Elle se leva ; je voulus l’arrêter ; mais, dit-elle, laissez-moi donc aller.

— Que voulez-vous faire ?

— Je veux sonner pour qu’on nous donne des lumières.

— Et vous ne songez pas à tout ce que vous risquez si je vous en vois mieux ?

— Je l’avais oublié.

— À présent, je vous distingue à peine.

— Je vous vois bien, moi.

— C’est qu’aucun trouble ne vous agite.

— Vous me croyez donc toujours de marbre ?

— Mais ce bras…

— Allez-vous me tourmenter ?

— Non, non, je veux seulement vous faire connaître toutes vos perfections.

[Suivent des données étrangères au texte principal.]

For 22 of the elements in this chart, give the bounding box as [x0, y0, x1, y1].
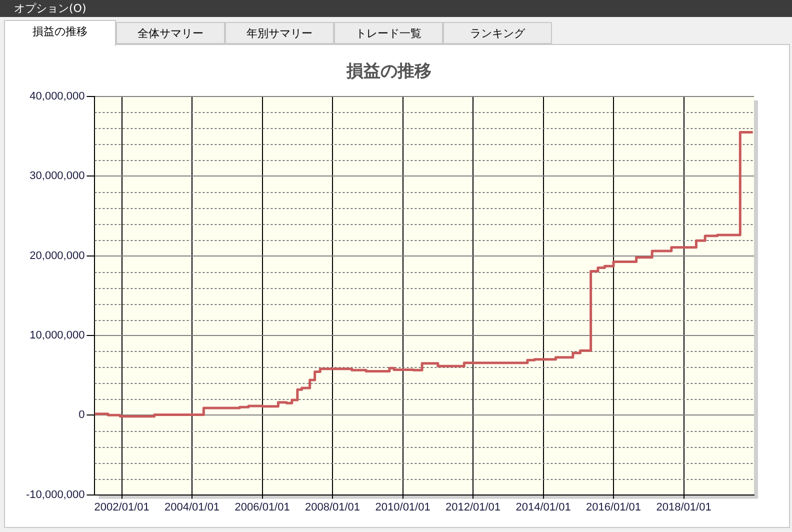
x-tick-label: 2014/01/01: [516, 501, 571, 514]
x-tick-label: 2012/01/01: [445, 501, 501, 514]
x-tick-label: 2016/01/01: [586, 501, 642, 514]
text: 損益の推移: [4, 20, 116, 46]
x-tick-label: 2010/01/01: [375, 501, 430, 514]
x-tick-label: 2006/01/01: [234, 501, 290, 514]
text: トレード一覧: [334, 22, 443, 44]
text: オプション(O): [14, 2, 86, 15]
text: ランキング: [443, 22, 552, 44]
chart-title: 損益の推移: [346, 62, 432, 82]
y-tick-label: 20,000,000: [30, 250, 85, 262]
y-tick-label: 40,000,000: [30, 90, 85, 102]
y-tick-label: 0: [78, 409, 85, 422]
x-tick-label: 2008/01/01: [304, 501, 360, 514]
text: 年別サマリー: [225, 22, 334, 44]
y-tick-label: -10,000,000: [26, 488, 85, 501]
x-tick-label: 2004/01/01: [164, 501, 220, 514]
x-tick-label: 2002/01/01: [94, 501, 150, 514]
y-tick-label: 10,000,000: [30, 329, 85, 342]
x-tick-label: 2018/01/01: [656, 501, 712, 514]
y-tick-label: 30,000,000: [30, 170, 85, 182]
text: 全体サマリー: [116, 22, 225, 44]
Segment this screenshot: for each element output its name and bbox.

— Et vous voudriez devenir un dieu ?

— Pourquoi pas ? La nuit nous couvrirait de ses voiles pour nous cacher aux yeux des mortels. Ah ! je vous prie, laissez-moi jouir de toute cette illusion.

— Et madame de Léonval ?

— Elle est une mortelle, et tout en vous me fait trouver une nymphe !

Elle voulut parler ; mais je ne lui en laissai pas la possibilité.

À merveille, dit Dinval.

— Elle ne songea plus à demander de la lumière.

— Le flambeau de l’amour devait vous suffire alors.

— Enfin, j’oubliai facilement avec elle tout ce que j’avais désiré avec madame de Léonval.

— Je vous l’avais prédit.

— Ses femmes entrèrent pour l’habiller, et je m’en allai.

— Elle ne vous dit plus que sa porte serait fermée ?

— Tout au contraire. Cependant, elle ne voulut me voir le lendemain que le soir, dans une autre maison.

— Où cela ?

— Chez madame d’Oricante qui est sa cousine, et qui m’avait prié à souper pour ce jour-là.